Post-gaslighting toplum, yalnızca anksiyeteyle değil, bir “gerçeklik kriziyle” de karşı karşıya. Hannah Arendt’in “hakikat ile politika” üzerine yazdıklarını hatırlatacak biçimde, artık bilgi değil, inandırıcılık öne çıkıyor. “Kimin sesi daha yüksekse hakikat de onun oluyor.”
Bu noktada bellek savaş alanına dönüyor. Arşivler, sosyal medya geçmişi, haber manşetleri, hepsi birer “gerçeklik çatışması”nın kanıtı ya da kurbanı hâline geliyor.
Yeni Direniş Dili
Peki çözüm? Gaslighting’e karşı direniş, aslında basit ama devrimsel bir pratikle başlıyor: şahitlik.

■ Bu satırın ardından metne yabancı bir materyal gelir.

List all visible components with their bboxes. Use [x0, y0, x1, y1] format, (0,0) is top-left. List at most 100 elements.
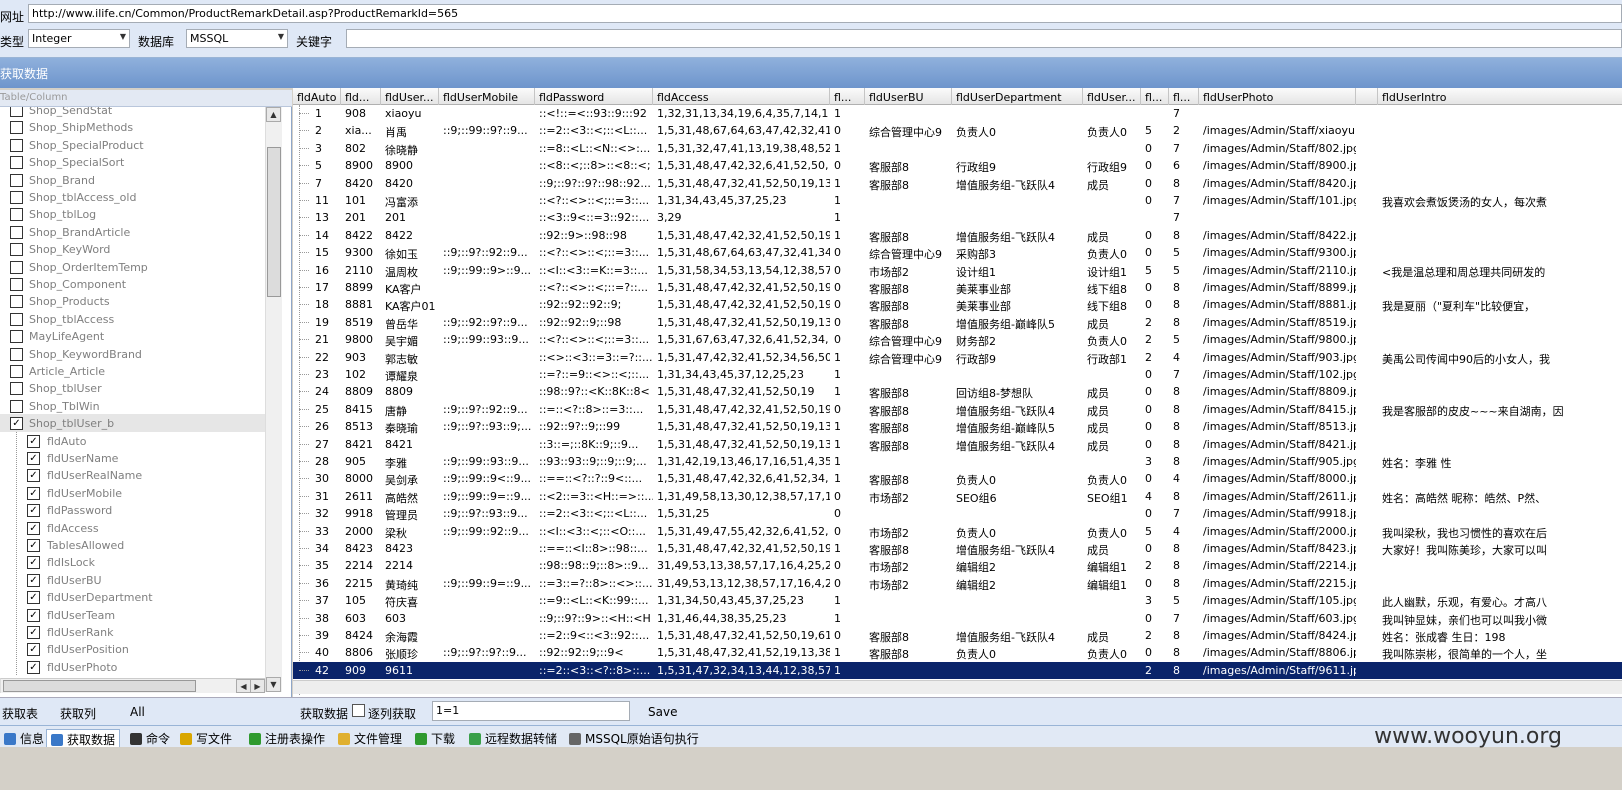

Unutmaya zorlanan olayları hatırlatmak.
Çarpıtılan gerçeklere yazıyla, görselle, sanatla karşılık vermek.
Kolektif hafızayı diri tutmak.
Yeni direniş dili, bağırmaktan çok kaydetmek üzerine kurulu. Günlükler, bağımsız arşivler, tanıklıklar… Hepsi, post-gaslighting toplumda hakikati korumanın en temel araçları.
Gaslighting’in bireysel ilişkilerden topluma yayılması, yalnızca psikolojik bir mesele değil, politik bir strateji. Bu stratejiyi aşmak için ihtiyaç duyduğumuz şey ise toplumsal bir farkındalık: Hafızamızı birlikte korumak. Çünkü hatırladıkça güçleniyoruz, unuttukça esir düşüyoruz.